Oh my gosh, this is so exciting. I can’t believe you’re making a documentary about my chicken rescue, “We Give a Cluck”! Here, I made flower crowns for everybody.

I “actually expect you to put them on.”

How did you hear about We Give a Cluck? Maybe you saw my videos on YouTube where I sing my original songs, “Lay (An Egg) With Me” and “I Would Fry 4 U.” Yes, that’s really me singing. I don’t know what you’re implying.

A big part of We Give a Cluck are the tours where you get to pet a chicken and hold a chicken and have your picture taken with a chicken. That’s why they’re all wearing little diapers. Admission starts at $150 for a two-hour tour. I don’t think that’s “ridiculous” or “insanely expensive.”

Clara, stop pecking the sound guy! I’m sorry, Clara has recently developed a taste for human flesh.

You might have heard about “The Incident,” as we call it, when the chickens pecked off one of our volunteer’s arms. It took, like, five hours. I don’t know why he didn’t just get up and walk away. But he laid there on the ground and let them peck right through the bone. He muttered something about, “This is the only way I’ll ever be free of her.” I have no idea what he meant by that.

I can’t believe I’m even bothering to answer this, it’s so silly. No, I did not kill my ex-husband and feed him to the chickens. Honestly, how would I even do that?
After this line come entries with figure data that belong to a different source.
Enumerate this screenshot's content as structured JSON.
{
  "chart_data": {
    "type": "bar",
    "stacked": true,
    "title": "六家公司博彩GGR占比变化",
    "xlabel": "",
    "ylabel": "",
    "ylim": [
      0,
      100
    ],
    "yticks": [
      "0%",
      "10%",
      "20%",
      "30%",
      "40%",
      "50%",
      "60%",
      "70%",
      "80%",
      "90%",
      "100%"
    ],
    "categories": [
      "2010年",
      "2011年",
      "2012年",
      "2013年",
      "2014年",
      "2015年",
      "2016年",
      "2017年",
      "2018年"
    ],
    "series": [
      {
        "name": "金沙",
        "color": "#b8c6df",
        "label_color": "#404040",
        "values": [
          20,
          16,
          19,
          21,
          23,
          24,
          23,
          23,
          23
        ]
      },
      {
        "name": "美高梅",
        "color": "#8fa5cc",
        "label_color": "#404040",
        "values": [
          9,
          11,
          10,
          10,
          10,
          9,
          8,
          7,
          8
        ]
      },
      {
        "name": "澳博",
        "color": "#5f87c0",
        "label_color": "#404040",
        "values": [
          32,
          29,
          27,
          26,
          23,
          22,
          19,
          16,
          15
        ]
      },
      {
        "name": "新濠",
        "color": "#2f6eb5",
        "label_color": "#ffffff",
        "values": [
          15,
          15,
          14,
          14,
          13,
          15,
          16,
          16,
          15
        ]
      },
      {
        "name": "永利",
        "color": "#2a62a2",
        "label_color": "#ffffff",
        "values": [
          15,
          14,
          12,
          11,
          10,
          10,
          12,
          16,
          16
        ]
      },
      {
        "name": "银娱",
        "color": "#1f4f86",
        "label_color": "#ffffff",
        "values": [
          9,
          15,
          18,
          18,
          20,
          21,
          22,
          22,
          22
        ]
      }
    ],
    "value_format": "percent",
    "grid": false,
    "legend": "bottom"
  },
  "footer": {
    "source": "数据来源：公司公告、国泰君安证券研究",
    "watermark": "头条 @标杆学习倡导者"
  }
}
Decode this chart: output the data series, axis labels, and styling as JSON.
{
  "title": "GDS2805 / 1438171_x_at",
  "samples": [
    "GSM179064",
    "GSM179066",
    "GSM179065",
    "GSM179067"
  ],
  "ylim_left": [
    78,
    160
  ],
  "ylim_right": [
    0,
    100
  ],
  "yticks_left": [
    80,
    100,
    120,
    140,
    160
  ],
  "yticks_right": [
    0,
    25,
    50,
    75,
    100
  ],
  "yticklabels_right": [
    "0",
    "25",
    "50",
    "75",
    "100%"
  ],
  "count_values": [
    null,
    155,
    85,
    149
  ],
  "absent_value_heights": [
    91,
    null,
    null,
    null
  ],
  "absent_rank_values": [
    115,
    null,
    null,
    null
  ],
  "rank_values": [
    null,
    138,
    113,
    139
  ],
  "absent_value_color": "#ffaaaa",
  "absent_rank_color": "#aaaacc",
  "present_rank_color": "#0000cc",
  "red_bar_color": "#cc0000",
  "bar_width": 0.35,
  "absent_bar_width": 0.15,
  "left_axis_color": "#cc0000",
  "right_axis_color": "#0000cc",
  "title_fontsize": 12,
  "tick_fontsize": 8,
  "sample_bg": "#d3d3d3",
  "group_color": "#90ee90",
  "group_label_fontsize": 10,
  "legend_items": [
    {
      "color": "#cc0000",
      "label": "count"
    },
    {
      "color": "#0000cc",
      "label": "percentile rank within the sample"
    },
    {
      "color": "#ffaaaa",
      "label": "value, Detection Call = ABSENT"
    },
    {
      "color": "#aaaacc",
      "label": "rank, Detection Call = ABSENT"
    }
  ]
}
The body would have to be put through a wood chipper first, dried at 350 degrees in an industrial oven like the one my brother-in-law runs over at the GM plant and then mixed into chicken feed using a ratio of 1 to 4. Strangling somebody and then throwing them out of a plane would be a lot easier. Hypothetically speaking.

Let me take you on a little tour of We Give a Cluck. As you can see, the chickens are happy and healthy. They have lots of toys to play with. Not many people know this, but chickens are very playful. They draw hopscotch boards on the sidewalk with chalk and then use pieces of corn as markers.

Most of our rescue chickens come from “egg mills” where they’re forced to lay eggs several hours a day with only two 15 minute breaks. I know that’s what chickens “are supposed to do,” but if you want to spend your life shitting out golf balls, be my guest.

I found several of our rescues just roaming in somebody’s yard without supervision. Thank God I came along when I did. I’m not “going around stealing people’s chickens,” I’m saving them from poultryphiles.

Poultryphiles are men who dress up like Colonel Sanders and do unspeakable things to young, innocent chickens. Chicken sex trafficking is “a real thing.”

Let me tell you Amanda’s story. She’s a Rhode Island Red we rescued from a lab that tested cosmetics on chickens. By the time she came to us, her foundation was all wrong. And she was wearing frosted pink lipstick. Can you imagine, at her age?

Now look at her. She’s positively dewy in a water-based BB cream from Mary Kay (which I sell, by the way, if you’re interested. I could use some attractive young men like you in my downstream if you know what I mean).

Let’s go inside. This is my closet. Everything I wear has feathers on it. Even my underwear. That “terrifying monstrosity,” as you call it, is my chicken suit. That’s for when my husband, Howard, and I are feeling frisky.

That “gross, weird hat” is his rooster comb. It’s called role-playing, for your information. Howard and I have a very active, healthy, perfectly normal sex life. We are perfectly normal, non-homicidal, animal-loving people until proven otherwise in a court of law.